Tag Archives: due on sale clause

How to fix an underwater housing market

Here’s my plan to save America’s “underwater” homeowners when we eventually plummet into a “bear” housing market & find that we have a plethora of those who owe more on their home than its alleged fair-market worth — it’s a 4-step process:

1) Have the president create an agency within HUD funded initially by the US Treasury & later partially or (hopefully) wholly funded by fees that, upon application by a homeowner, they will issue a check at a short sale to cover the difference between the appraised value & the outstanding mortgage balance, which check will be paid to the mortgagee (the bank/entity holding the mortgage) at closing.  A fee must be paid by the seller along with the appraisal fee.  The homeowner also agrees to sign a note for the shortfall check that will become a gov’t debt (with no time limits/expiration) on any future homes they buy.  This debt/lien is not to be included on credit reports & instead entered on a gov’t database to let lenders & closing attorneys know there is a future debt to be paid at some point if they have a closing with this person as a seller so that if they have any equity in any new homes, that new equity will pay down the debt.  It would be an interest-free loan & it can’t be bankrupted upon for at least 25 years. This would allows sellers to move on to a hopefully more profitable/valuable home & free up the market to jumpstart sales again, as well as provide more liquidity for banks & more opportunities for homebuyers, which in turn would bring home values up again & would possibly cure the negative equity problem entirely.

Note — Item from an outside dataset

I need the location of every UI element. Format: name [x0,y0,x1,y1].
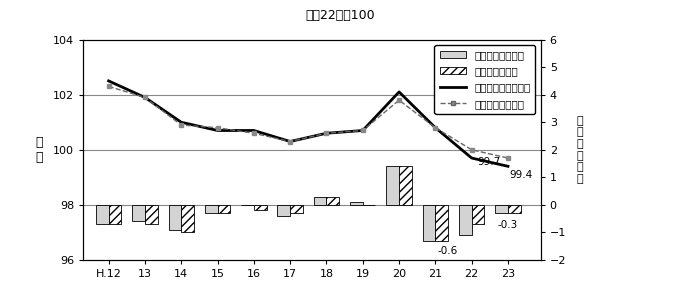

2) Have the President remove the due-on-sale clause for all FHA, VA, USDA, FNMA & even private or other conventional mortgage loans that are more than 5 years old & are current so that ANY buyer can buy them so long as they meet these simple guidelines — A) Show income that meets the FNMA income ratio test or show assets equal to 20% of the price of the home, which you must pay down the loan with; B) Show a credit rating of at least 640, with only a 24-month lookback/seasoning for foreclosures & bankruptcies, and 12-month for any other negatives on your credit (i.e., no 30-day late pays within 12 months), and no consideration for any medical bills in collection (they won’t count against you as long as they’re not judgments). Only a $500 leader fee or 0.5% of the sales price may be charged by the lender (whichever is less) to transfer the loan. The loan must be “above-water”, i.e., not owe more than the home is worth or the “underwater” provisions apply above.  This would also apply to short-sales as explained above.

3) Bankruptcy & credit overhaul — Bar current & future prospective employers & insurance companies & anyone else from checking a person’s or a business’ credit history if not in direct relation to a request for credit, and insurance “premium financing” will not be considered a debt for this purpose. A person with bad credit is usually not a bad person; they just either got caught up in a situation that went sideways without warning or made a bad decision that looked good initially, or are burdened by medical bills or a student loan (which can’t be discharged, but they can discharge the other debt so they can afford to pay back the student loan). Restrict credit histories to 5 years instead of 7, and put Chapter 7 BK back to 5 years for reporting (from the current 10 years) & set repeat filings of BK at no earlier than 10 years (currently 8 years). Remove the $150,000 loan threshold & make it so that no one can go back & look at a person’s credit history more than 5 years for any amount of loan. FHA, VA, FHMA & USDA loan guidelines must restrict seasoning of BK & foreclosures to 2 years (current law is 3 yrs on foreclosures & 2 years on BK, which makes no sense) unless it’s an equity sale with 20% down, which would be no seasoning needed.  Require all creditors to allow the customer to reaffirm a debt in BK at no worse than its current terms, and require all interest & payments to be frozen until the BK case is discharged so that debts aren’t piling up between the date of filing & the date of discharge.

4) Require land developers to provide at least 33% upfront equity in the form of cash or other marketable liquid assets as collateral, and require spec home builders to provide 20% of the building cost in cash upfront which includes the cost of the land. This will slow down the supply, increase demand & slow down future speculative booms, plus get rid of speculative builders who have little capital.

All of this makes perfect sense & will step on the toes of many wealthy bankers & real estate moguls, which is why it won’t ever happen, but they can’t say they don’t have a plan to fix it now.